Posted on June 27, 2017 I Written By

John Lynn is the Founder of the HealthcareScene.com blog network which currently consists of 10 blogs containing over 8000 articles with John having written over 4000 of the articles himself. These EMR and Healthcare IT related articles have been viewed over 16 million times. John also manages Healthcare IT Central and Healthcare IT Today, the leading career Health IT job board and blog. John is co-founder of InfluentialNetworks.com and Physia.com. John is highly involved in social media, and in addition to his blogs can also be found on Twitter: @techguy and @ehrandhit and LinkedIn.

We’re excited to share the topic and questions for this week’s #HITsm chat happening Friday, 6/30 at Noon ET (9 AM PT). This week’s chat will be hosted by Justin Campbell (@tjustincampbell) and Julie Champagne (@JulieEChampagne) from @GalenHealthcare on the topic of “EHR Optimization.”


Healthcare information technology witnessed a wave of implementation, where the promise of efficiency gains and meaningful use incentives drove adoption of Electronic Health Records. As most Healthcare Delivery Organizations (HDOs) now have an EHR in place, it’s becoming clear that the traditional arguments for EHR implementation are insufficient to maximize return on technology investments.  As EHR adoption approaches maximum levels, HDOs are refining EHR strategy from a short-term clinical documentation data repository to a long-term asset with substantial functionality surrounding clinical decision support, health maintenance planning and quality reporting. In fact, according to a recent survey conducted by KPMG, in collaboration with CHIME, 38% of the 112 respondents ranked EMR/EHR optimization as their top choice for where they plan the majority of capital investment over the next three years.

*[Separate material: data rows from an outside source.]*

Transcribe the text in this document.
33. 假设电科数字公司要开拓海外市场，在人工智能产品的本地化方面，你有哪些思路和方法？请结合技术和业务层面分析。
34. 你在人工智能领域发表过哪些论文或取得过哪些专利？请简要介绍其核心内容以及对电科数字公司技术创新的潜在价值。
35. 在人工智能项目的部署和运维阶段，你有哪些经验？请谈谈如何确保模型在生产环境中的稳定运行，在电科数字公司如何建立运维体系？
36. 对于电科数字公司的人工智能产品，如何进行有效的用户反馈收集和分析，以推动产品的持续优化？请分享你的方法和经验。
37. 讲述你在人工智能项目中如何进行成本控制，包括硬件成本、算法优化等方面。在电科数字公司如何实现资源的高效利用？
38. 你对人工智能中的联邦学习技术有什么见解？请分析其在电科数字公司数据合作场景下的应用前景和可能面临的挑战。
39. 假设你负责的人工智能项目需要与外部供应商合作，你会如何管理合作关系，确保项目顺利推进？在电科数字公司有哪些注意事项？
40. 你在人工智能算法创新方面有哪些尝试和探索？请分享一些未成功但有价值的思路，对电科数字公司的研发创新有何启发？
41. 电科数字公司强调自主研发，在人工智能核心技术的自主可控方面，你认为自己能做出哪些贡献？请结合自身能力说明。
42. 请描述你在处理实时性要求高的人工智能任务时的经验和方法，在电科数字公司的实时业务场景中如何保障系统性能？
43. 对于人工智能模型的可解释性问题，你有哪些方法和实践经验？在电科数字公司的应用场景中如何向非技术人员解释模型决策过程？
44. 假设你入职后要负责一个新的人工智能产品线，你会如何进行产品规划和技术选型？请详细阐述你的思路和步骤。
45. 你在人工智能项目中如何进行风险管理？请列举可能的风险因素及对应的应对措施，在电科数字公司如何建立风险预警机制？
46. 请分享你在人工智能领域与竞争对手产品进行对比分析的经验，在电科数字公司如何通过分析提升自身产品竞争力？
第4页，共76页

Further, as the capabilities and sophistication of EHRs continue to grow, there is a widening divide between healthcare organizations that harness the capabilities for a competitive advantage and those that are crippled by poor usability, workflows and adoption. Capturing information is only the most basic feature of an EHR. HDOs should ensure the EHR is positioned to be flexible and extensible to adopt emerging technologies driving insight to the point of care. Thus, tremendous opportunity exists for EMR clinically and operationally oriented optimization to generate additional margin, ease the burden on providers, and improve care HDOs must refine their EHR strategy. In this tweetchat, we’ll weigh EHR optimization against replacement, discuss EHR optimization opportunities and barriers, and consider EHR optimization levers, effort, KPIs, and ROI.

Resources and Other EHR Optimization Reading:

  1. EHR Optimization Whitepaper
  2. EHR Optimization Infographic
  3. EHR Clinical Optimization Toolkit
  4. Achieving Clinical System ROI Through EHR Optimization, Replacement & Portfolio Rationalization
  5. Healthcare CIOs Focus On Optimizing EMRs
  6. Has Electronic Health Record Replacement Failed?
  7. EHR Implementation Accomplished – What’s Next?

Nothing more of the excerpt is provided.